Can you share some of the numbers you used to get to that conclusion? I've done similar estimates in my (high cost-of-living) city, and even with pretty conservative estimates of property value growth the payoff is much sooner. Yes, the mortgage payments are more than rent for a comparable home, but the interest (plus estimated taxes, maintenance, etc) is somewhat less than rent.

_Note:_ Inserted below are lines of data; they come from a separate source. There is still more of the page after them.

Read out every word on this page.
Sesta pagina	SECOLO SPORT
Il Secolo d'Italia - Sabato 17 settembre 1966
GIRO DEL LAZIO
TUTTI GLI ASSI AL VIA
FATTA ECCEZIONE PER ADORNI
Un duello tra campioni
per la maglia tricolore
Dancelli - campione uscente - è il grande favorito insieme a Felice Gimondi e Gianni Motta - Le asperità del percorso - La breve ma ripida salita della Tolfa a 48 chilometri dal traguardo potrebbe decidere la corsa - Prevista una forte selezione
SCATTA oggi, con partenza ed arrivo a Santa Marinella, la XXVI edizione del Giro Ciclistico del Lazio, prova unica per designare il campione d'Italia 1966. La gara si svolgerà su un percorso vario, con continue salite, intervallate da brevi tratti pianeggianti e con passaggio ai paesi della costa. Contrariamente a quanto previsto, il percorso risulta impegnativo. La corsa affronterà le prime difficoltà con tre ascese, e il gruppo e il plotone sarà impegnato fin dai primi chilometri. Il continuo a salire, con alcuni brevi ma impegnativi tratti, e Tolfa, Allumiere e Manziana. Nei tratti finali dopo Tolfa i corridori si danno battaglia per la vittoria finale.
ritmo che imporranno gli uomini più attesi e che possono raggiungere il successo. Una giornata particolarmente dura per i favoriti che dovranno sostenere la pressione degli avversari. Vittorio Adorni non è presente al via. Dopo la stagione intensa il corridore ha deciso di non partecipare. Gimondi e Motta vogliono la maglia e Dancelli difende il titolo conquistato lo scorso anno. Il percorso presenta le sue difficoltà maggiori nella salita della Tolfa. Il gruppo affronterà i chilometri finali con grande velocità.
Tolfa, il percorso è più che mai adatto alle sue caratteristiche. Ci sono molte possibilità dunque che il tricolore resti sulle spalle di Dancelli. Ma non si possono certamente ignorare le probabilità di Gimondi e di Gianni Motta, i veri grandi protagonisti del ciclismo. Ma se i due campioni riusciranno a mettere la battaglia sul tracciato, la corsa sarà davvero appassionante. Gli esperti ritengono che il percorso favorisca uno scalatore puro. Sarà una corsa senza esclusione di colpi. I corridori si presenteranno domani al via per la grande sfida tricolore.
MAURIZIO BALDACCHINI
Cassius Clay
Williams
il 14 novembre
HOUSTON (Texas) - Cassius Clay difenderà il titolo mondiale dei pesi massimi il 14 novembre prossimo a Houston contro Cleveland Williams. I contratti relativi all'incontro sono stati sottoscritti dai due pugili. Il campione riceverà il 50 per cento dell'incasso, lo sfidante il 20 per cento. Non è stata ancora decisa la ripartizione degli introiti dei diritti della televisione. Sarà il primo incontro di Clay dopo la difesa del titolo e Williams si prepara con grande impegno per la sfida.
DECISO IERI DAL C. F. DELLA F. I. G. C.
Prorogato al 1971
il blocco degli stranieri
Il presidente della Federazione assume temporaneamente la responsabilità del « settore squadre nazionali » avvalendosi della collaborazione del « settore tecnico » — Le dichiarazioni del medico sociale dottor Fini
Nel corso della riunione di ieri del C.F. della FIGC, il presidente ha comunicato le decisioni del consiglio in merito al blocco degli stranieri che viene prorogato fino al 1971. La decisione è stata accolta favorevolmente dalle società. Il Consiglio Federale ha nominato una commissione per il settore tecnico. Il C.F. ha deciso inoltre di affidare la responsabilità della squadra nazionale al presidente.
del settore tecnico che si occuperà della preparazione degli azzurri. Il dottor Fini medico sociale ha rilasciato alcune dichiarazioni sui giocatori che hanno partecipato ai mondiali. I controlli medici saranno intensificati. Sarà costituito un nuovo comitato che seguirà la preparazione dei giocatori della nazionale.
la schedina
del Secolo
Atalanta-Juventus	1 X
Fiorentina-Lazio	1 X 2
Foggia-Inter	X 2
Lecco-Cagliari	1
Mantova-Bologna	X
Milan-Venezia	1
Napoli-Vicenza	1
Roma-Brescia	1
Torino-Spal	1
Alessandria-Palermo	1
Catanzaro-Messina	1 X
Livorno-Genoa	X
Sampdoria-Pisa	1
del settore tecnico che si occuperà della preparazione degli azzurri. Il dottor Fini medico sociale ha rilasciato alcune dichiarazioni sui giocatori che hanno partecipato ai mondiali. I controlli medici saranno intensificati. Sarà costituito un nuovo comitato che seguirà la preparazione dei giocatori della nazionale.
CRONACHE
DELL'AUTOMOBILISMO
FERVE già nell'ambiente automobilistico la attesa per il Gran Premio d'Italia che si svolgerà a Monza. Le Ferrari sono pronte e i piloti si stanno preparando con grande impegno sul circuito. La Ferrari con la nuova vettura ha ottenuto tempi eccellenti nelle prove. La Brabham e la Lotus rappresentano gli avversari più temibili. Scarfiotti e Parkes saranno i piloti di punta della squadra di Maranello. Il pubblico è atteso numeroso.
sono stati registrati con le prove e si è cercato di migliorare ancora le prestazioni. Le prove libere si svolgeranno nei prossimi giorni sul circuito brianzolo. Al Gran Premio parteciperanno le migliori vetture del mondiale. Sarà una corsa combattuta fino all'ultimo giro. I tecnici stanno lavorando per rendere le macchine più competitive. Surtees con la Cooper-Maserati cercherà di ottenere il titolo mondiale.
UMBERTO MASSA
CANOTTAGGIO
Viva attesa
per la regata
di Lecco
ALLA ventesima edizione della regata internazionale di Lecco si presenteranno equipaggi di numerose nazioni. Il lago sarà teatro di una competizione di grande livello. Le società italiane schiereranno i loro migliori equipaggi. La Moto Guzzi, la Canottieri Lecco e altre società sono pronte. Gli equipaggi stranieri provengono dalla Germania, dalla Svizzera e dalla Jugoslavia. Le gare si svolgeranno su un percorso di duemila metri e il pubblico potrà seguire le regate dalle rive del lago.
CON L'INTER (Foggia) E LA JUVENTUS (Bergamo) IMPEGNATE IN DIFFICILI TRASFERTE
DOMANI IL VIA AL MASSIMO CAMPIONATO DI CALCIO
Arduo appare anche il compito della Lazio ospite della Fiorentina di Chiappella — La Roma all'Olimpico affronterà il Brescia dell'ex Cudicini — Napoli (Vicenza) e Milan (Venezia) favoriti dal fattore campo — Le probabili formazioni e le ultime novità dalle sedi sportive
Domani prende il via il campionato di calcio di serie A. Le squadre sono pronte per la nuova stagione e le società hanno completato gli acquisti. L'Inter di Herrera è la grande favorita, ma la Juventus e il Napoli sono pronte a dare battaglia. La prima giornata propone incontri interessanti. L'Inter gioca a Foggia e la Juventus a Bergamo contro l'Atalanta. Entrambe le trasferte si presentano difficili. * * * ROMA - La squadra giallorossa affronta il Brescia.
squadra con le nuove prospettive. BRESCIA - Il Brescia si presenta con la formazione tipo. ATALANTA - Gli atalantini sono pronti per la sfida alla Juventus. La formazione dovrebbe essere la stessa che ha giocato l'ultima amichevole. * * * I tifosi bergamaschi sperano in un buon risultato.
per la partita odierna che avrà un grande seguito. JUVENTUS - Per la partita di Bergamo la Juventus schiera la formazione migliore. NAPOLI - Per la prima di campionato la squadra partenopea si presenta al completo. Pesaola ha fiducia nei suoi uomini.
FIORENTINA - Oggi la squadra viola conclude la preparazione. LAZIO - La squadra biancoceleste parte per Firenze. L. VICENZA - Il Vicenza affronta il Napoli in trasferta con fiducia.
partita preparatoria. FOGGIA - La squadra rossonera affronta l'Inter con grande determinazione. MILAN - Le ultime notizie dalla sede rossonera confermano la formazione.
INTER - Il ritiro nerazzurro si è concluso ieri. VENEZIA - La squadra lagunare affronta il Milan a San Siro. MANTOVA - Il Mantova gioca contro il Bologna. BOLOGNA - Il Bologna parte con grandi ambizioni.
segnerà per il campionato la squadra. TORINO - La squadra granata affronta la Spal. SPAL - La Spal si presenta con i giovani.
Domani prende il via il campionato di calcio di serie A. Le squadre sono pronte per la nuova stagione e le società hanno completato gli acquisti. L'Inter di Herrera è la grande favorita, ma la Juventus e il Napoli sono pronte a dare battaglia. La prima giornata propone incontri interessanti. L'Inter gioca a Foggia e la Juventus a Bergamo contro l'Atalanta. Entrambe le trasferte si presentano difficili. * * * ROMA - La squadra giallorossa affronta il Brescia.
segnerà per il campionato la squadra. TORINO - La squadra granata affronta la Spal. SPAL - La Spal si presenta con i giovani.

I'd guess one of the following is true:

* you are assuming stock market returns will significantly outstrip growth in your housing market, even considering leverage

* you don't have access to tax breaks on mortgage payments

* you are much older than 30

* you live in an area where home prices are wildly inflated beyond what rents would predict

I don't have my notes or the exact numbers anymore. It sounds like we might have been doing a very different calculation. For me, I didn't consider property value growth at all. That all just sort of went into a bucket labeled, "Equity I have invested in some asset; regardless of whether it went into a house or into T-bills or ICOs, for my purposes none of it counts as money I spent."

From there I just looked at the money I would never see again - interest, taxes, maintenance, fees, assessments (if a condo), etc.

Are you considering the value of the equity in the home?